This image comes from a very deep Chandra observation of the Tycho supernova remnant, produced by the explosion of a white dwarf star in our Galaxy. Low-energy X-rays (red) in the image show expanding debris from the supernova explosion and high energy X-rays (blue) show the blast wave, a shell of extremely energetic electrons . These high-energy X-rays show a pattern of X-ray "stripes" never previously seen in a supernova remnant. By rolling the mouse over the color image above, two regions containing stripes in the high energy image can be seen superimposed on the full color version. Some of the brightest stripes can also directly be seen in the full color image, on the right side of the remnant pointing from the outer rim to the interior.

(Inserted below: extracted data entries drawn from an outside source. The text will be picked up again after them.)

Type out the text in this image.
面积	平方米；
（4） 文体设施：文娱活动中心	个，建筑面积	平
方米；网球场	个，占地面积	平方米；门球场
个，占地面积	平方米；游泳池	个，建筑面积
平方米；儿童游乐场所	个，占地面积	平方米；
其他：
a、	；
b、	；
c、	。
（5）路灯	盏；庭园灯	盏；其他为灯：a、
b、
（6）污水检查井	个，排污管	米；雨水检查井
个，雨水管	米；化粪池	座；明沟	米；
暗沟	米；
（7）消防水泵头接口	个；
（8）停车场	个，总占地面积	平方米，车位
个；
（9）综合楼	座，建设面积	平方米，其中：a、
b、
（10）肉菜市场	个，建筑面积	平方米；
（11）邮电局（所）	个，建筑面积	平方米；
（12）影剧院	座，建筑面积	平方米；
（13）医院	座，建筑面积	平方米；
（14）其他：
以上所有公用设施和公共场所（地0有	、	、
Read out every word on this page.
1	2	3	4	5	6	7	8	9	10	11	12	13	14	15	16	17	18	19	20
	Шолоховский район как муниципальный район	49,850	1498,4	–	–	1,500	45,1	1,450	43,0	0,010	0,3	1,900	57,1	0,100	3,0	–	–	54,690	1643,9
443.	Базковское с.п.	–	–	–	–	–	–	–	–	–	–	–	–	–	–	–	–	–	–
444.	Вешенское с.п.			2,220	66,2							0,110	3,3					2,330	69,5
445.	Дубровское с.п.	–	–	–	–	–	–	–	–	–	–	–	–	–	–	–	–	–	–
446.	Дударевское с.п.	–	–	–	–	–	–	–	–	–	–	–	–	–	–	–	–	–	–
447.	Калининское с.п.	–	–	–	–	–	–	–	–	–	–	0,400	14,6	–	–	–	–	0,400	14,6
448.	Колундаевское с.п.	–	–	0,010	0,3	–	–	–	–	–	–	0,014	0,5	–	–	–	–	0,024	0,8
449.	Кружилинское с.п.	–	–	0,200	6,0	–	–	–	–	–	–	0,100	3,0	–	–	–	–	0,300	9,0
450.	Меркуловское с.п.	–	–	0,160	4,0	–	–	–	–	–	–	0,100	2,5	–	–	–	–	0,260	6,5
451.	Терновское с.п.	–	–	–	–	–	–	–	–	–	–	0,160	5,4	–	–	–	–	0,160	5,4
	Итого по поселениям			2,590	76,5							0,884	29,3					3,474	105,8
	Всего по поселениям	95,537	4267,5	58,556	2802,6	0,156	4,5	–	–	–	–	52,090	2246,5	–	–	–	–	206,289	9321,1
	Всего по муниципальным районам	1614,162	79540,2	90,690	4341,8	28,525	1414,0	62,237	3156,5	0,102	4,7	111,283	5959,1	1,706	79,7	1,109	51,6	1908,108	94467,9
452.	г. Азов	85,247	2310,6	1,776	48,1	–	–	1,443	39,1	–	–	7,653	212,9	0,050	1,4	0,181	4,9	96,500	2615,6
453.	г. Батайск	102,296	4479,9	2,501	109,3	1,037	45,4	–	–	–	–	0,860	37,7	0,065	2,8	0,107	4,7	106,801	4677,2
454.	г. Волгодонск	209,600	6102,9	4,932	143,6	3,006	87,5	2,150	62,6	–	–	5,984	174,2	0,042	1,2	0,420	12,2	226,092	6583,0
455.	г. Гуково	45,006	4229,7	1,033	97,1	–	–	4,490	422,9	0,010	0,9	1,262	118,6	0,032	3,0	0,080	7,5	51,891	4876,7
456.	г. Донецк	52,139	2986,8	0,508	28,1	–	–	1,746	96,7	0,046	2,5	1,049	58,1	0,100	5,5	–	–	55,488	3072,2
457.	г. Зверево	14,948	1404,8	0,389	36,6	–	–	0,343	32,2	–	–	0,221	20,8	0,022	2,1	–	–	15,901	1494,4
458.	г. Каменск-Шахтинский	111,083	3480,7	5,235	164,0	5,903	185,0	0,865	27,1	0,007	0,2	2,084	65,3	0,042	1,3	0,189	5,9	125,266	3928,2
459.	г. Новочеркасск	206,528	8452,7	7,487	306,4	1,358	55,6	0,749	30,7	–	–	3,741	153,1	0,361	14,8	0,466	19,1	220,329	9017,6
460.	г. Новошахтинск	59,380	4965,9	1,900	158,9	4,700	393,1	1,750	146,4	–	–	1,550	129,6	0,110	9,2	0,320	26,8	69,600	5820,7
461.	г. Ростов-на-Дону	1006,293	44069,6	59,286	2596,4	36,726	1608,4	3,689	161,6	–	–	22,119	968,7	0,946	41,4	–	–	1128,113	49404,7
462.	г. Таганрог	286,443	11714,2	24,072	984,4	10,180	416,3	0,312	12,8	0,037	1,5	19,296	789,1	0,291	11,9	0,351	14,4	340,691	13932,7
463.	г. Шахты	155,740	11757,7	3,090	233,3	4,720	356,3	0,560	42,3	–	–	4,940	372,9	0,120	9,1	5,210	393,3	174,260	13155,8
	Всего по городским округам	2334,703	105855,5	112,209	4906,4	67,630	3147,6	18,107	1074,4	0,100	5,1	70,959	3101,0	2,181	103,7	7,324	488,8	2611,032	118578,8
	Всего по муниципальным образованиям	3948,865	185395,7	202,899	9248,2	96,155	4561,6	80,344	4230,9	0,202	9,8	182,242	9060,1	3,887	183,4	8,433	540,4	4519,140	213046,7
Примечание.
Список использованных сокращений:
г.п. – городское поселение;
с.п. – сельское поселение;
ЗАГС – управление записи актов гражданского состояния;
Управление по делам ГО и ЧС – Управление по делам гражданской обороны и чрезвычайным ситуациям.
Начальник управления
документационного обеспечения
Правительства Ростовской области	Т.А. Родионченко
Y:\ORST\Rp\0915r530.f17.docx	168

The stellar background is from the Digitized Sky Survey and only shows stars outside the remnant.
These stripes may provide the first direct evidence that supernova remnants can accelerate particles to energies a hundred times higher than achieved by the most powerful particle accelerator on Earth, the Large Hadron Collider. The results could explain how some of the extremely energetic particles bombarding the Earth, called cosmic rays, are produced, and they provide support for a theory about how magnetic fields can be dramatically amplified in such blast waves.
The X-ray stripes are thought to be regions where the turbulence is greater and the magnetic fields more tangled than surrounding areas. Electrons become trapped in these regions and emit X-rays as they spiral around the magnetic field lines. Regions with enhanced turbulence and magnetic fields were expected in supernova remnants, but the motion of the most energetic particles -- mostly protons -- was predicted to leave a messy network of holes and dense walls corresponding to weak and strong regions of magnetic fields, respectively. Therefore, the detection of stripes was a surprise.